Prep 15 mins
Cook 18 mins
A flavorful lowfat muffin. This makes a lot of muffins, but they freeze well.
- 591.47 ml all-purpose flour
- 236.59 ml rolled oats, quick-cooking type
- 177.44 ml sugar
- 59.14 ml toasted wheat germ
- 14.79 ml baking powder
- 4.92 ml ground cinnamon
- 2.46 ml baking soda
- 2.46 ml salt
- 236.59 ml prune puree
- 236.59 ml low-fat buttermilk
- 118.29 ml ricotta cheese, part skim milk
- 44.37 ml canola oil
- 29.58 ml molasses
- 14.79 ml vanilla extract
- 1 large egg
- Preheat oven to 400°F.
- Coat 18 muffin cups with nonstick cooking spray.
- Combine first 8 ingredients in a large bowl.
- Combine remaining ingredients and stir well with a whisk.
- Add to flour mixture and stir just until moist.
- Spoon batter into 18 muffin cups.
- Bake 18 minutes or until done.
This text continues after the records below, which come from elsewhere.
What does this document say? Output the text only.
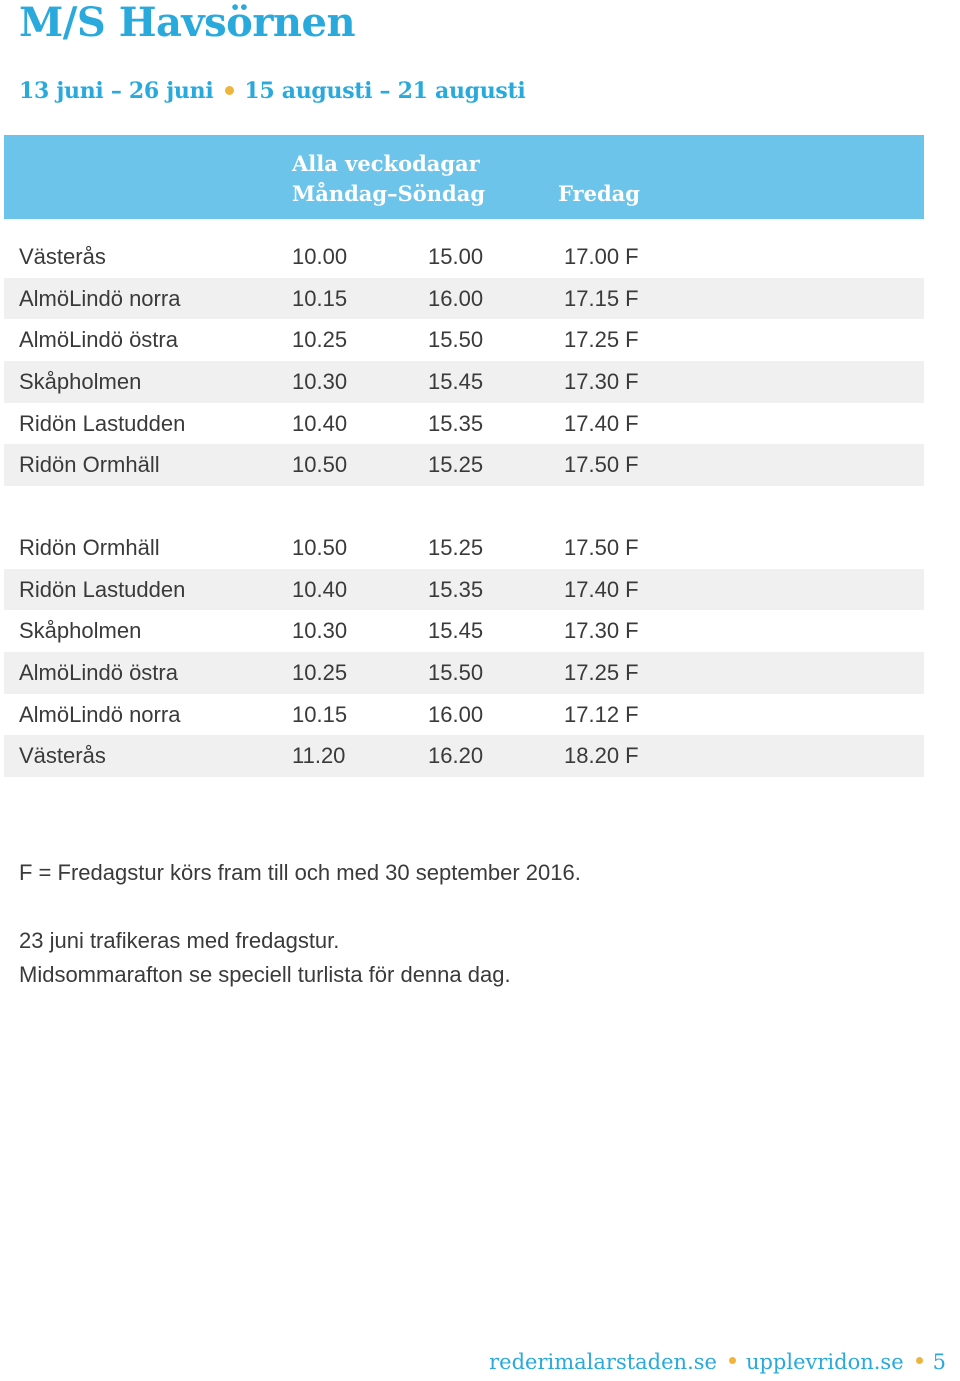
M/S Havsörnen
13 juni – 26 juni 15 augusti – 21 augusti
Alla veckodagar
Måndag–Söndag	Fredag
Västerås	10.00	15.00	17.00 F
AlmöLindö norra	10.15	16.00	17.15 F
AlmöLindö östra	10.25	15.50	17.25 F
Skåpholmen	10.30	15.45	17.30 F
Ridön Lastudden	10.40	15.35	17.40 F
Ridön Ormhäll	10.50	15.25	17.50 F
Ridön Ormhäll	10.50	15.25	17.50 F
Ridön Lastudden	10.40	15.35	17.40 F
Skåpholmen	10.30	15.45	17.30 F
AlmöLindö östra	10.25	15.50	17.25 F
AlmöLindö norra	10.15	16.00	17.12 F
Västerås	11.20	16.20	18.20 F
F = Fredagstur körs fram till och med 30 september 2016.
23 juni trafikeras med fredagstur.
Midsommarafton se speciell turlista för denna dag.
rederimalarstaden.se upplevridon.se 5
Remove from pan immediately and cool on wire rack.
These muffins are moist and delicious. I used half white and half whole wheat flour. I also substituted flaxseed for wheat germ and replaced the ricotta cheese and canola oil with 1 cup of applesauce. I was able to get six muffins out of my Texas-sized muffin cups. Baked for 30 minutes at 350 degrees. I'm always on the lookout for healthy baked goods recipes and this one will certainly be made again. Thanks for posting, Mikekey!